If we want our students to embrace creativity, to approach writing as a craft and not just as a means to an end^^^, why do we not require them to work with our Creative Writing faculty, faculty who have spent years approaching writing as a craft?
It certainly cannot do them any harm, and will undoubtedly serve them well.
*I also had a fantastic opportunity come my way, the chance to contribute a couple chapters to a forthcoming volume in Oxford UP’s History of the Novel in English. This required reading some new – and very long! – novels, and the realization that I am in no way capable of doing justice to the topic, American historical novels after 1940. I ended up having a great deal of fun with this, and developed a profound respect for people who do this kind of work well. I’m glad I got to do this, because it forced me to do a kind of writing I have never tried before. I’ll get back to this idea later in this post.
**One of my pet peeves in research projects – at any level – is when students see “research” as an exercise in finding quotations in published work that they can drop into their work to prove they did research.

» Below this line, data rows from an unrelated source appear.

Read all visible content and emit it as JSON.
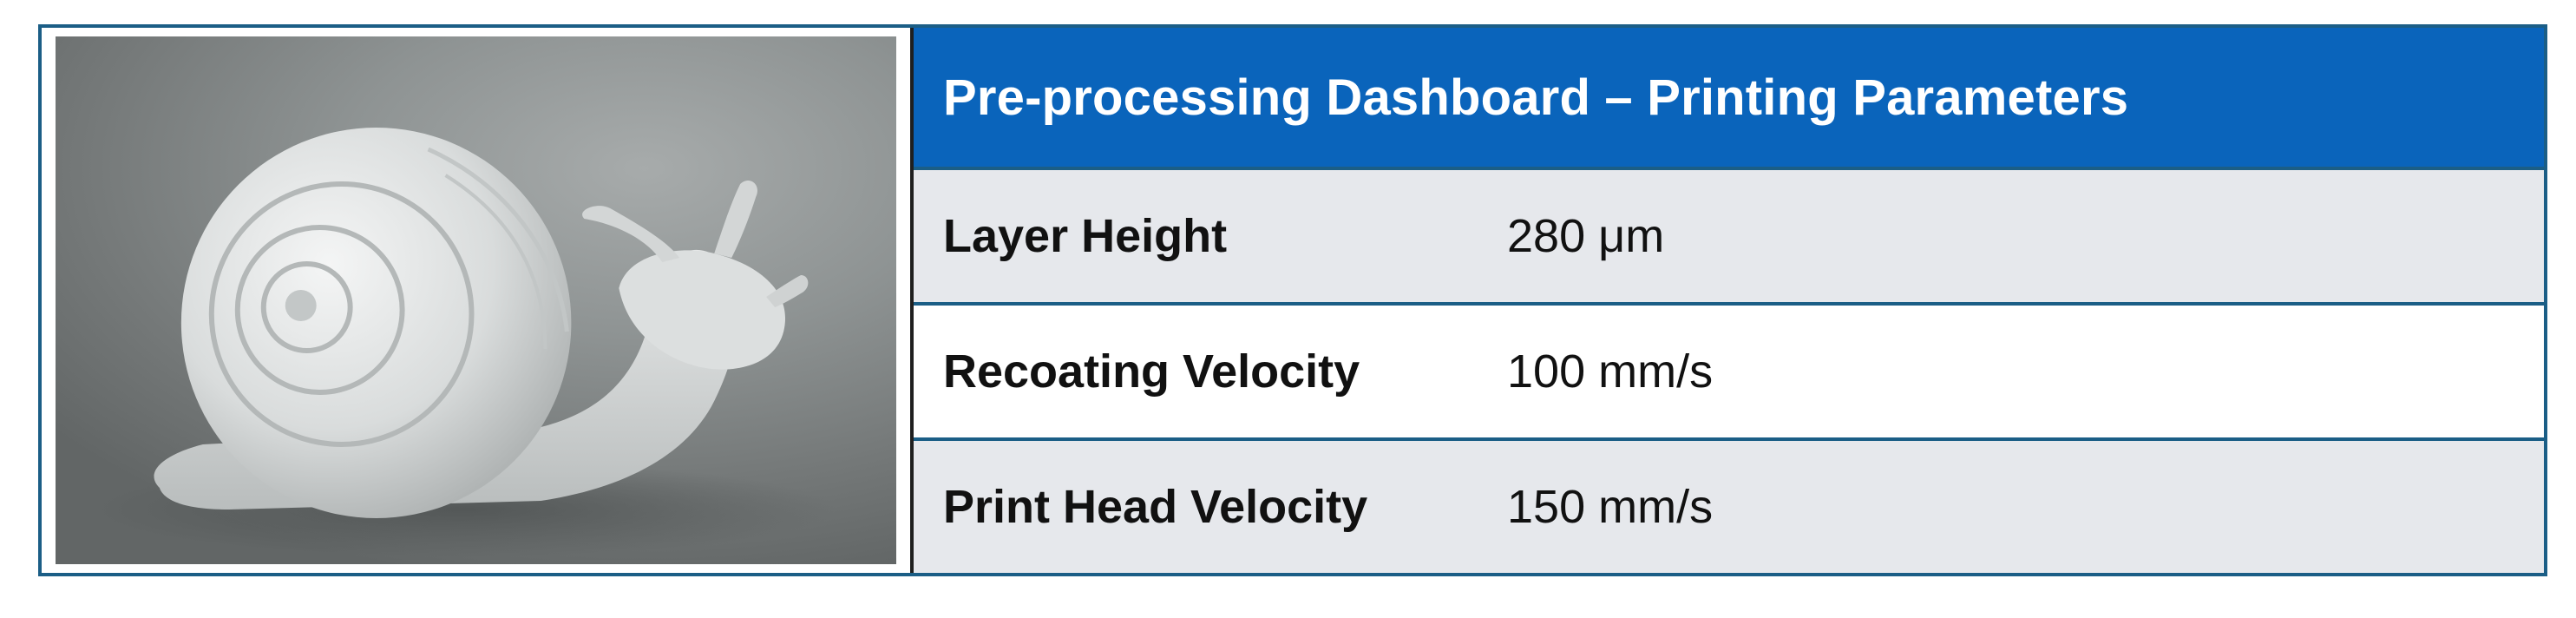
{
  "dashboard": {
    "title": "Pre-processing Dashboard – Printing Parameters",
    "image": {
      "subject": "snail-3d-print-icon"
    },
    "parameters": [
      {
        "label": "Layer Height",
        "value": "280 μm"
      },
      {
        "label": "Recoating Velocity",
        "value": "100 mm/s"
      },
      {
        "label": "Print Head Velocity",
        "value": "150 mm/s"
      }
    ]
  },
  "colors": {
    "header_bg": "#0a64bb",
    "border": "#1b5e86",
    "row_shade": "#e6e8ec"
  }
}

***For reasons I don’t remember, we spent a fair amount of time at the end of our classes playing music videos, and ended up looking at quite a lot of hair metal. Those of you who know me well know that I unapologetically love hair metal. Often, I swear, this was related to some aspect of our conversations about their research. One class, where we discussed obvious sexual imagery in art, led me to show my students what I believe to be the least subtle of all the hair metal works. You’re welcome.
****I’ll save for another time how I plan on incorporating over time these various lessons into my other classes. You know, once I figure out that plan. But I will slowly work aspects of this pedagogical approach into my teaching on a fundamental level. It will take time, but I have a long career to work this out.

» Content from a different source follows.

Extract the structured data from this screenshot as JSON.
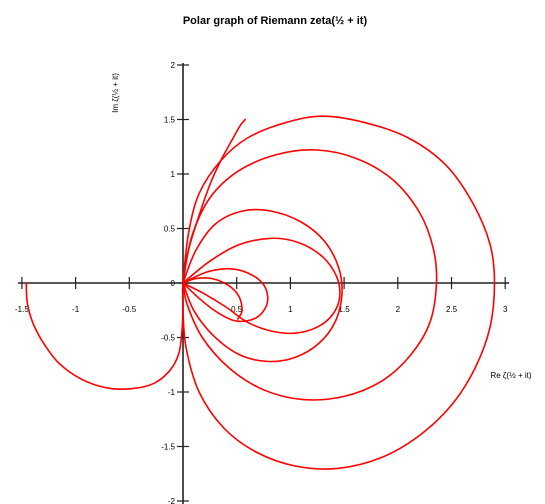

^I have recently joined the university’s General Education Task Force, which is charged with re-thinking our General Education program. This is very important work, and I am encouraged by the spirit of change and openness to new ideas reflected by many on the task force. Instead of trying to “fix” what’s wrong, we are planning on completely redesigning the program. This is about blowing it up and building anew, and not tweaking what currently exists.

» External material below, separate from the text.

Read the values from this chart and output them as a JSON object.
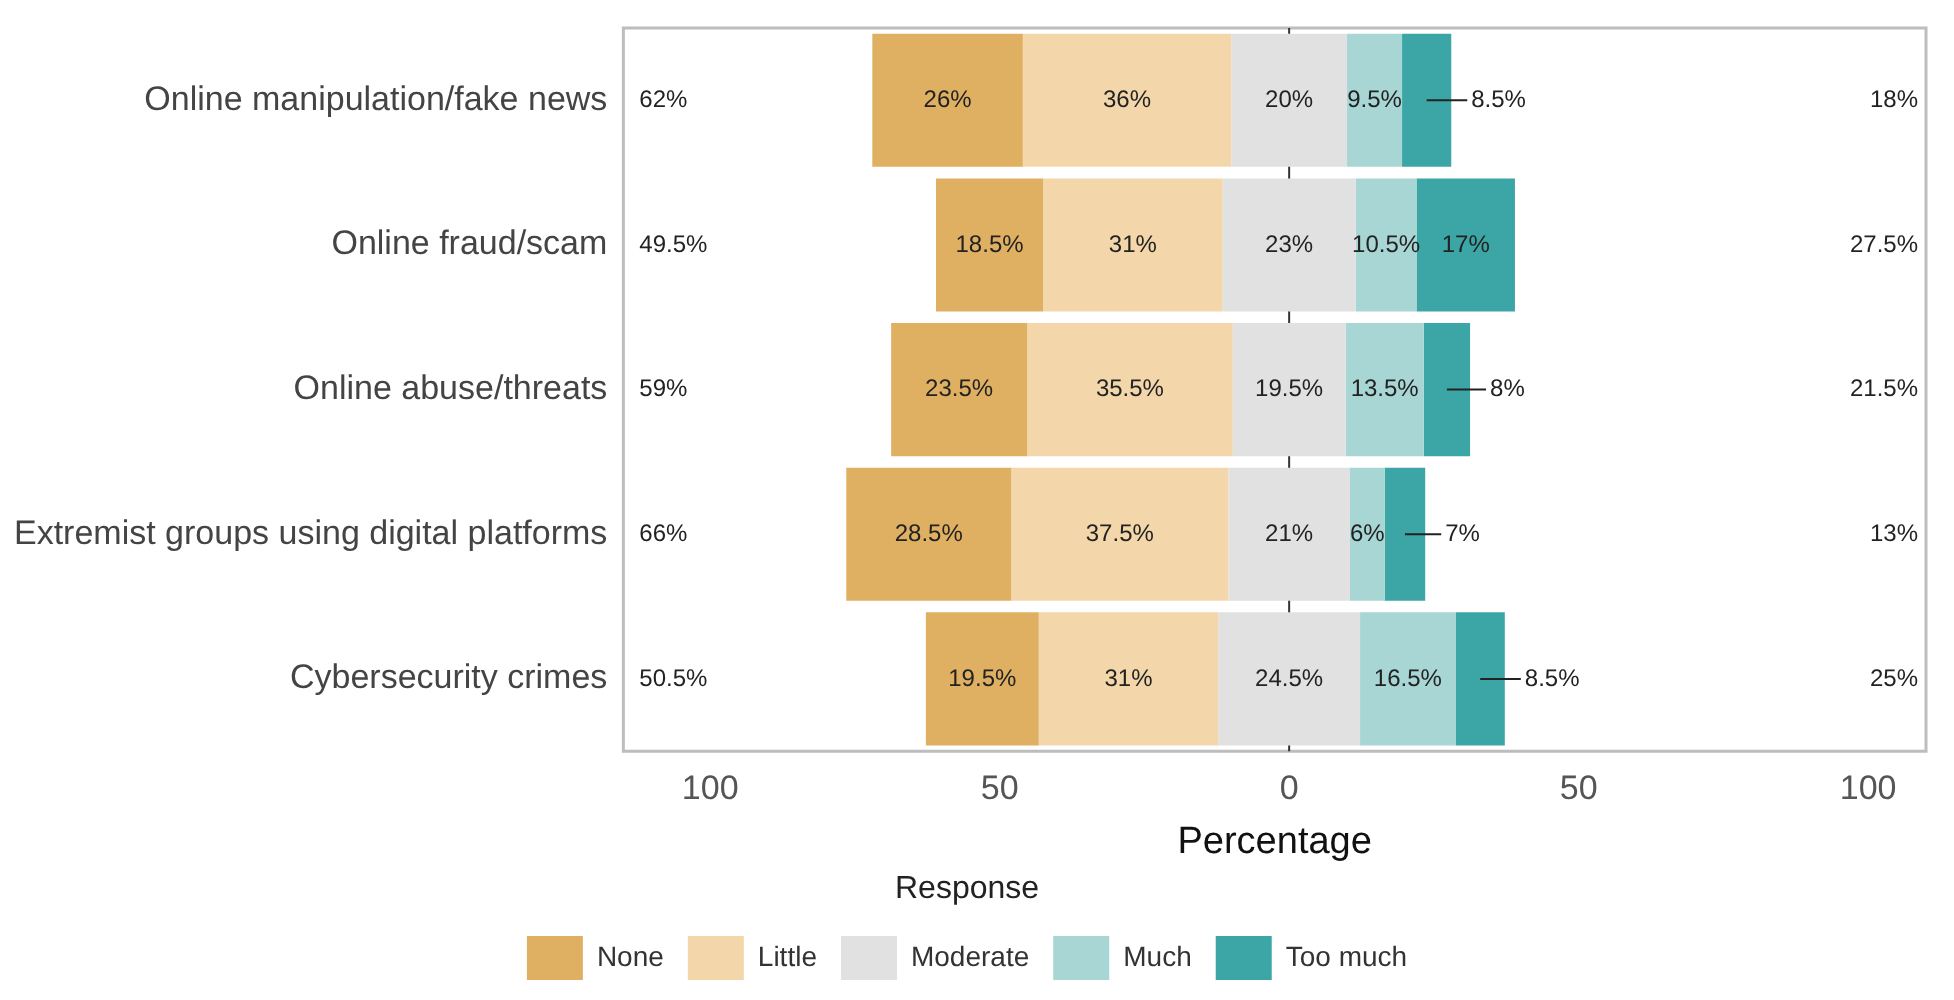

^^Although I never had the opportunity to study with him, my friends from grad school all speak about the wonderful work Prof. Tom Jambeck did in the classroom. If memory serves, he had students engage in “wrangling” exercises, which were intense workshops for the graduate students. These exercises were not merely about content, but were honest workshopping events, geared to help the students become better writers as well as better thinkers. It would not surprise me to learn that some of his students continue that practice in their classes today.
^^^I had a student this semester, a very smart student, who does not at all approach writing as a craft. He’s bright and thoughtful – and over the past few years has come a long way in his thinking – but a terrible writer. If spent half as much time to writing as a craft as he does to thinking about abstract ideas, he would be one of the department’s best students. Sadly, in all the years I have known him, he has not spent any significant time trying to become a better writer, despite all the time he has devoted to becoming a better reader.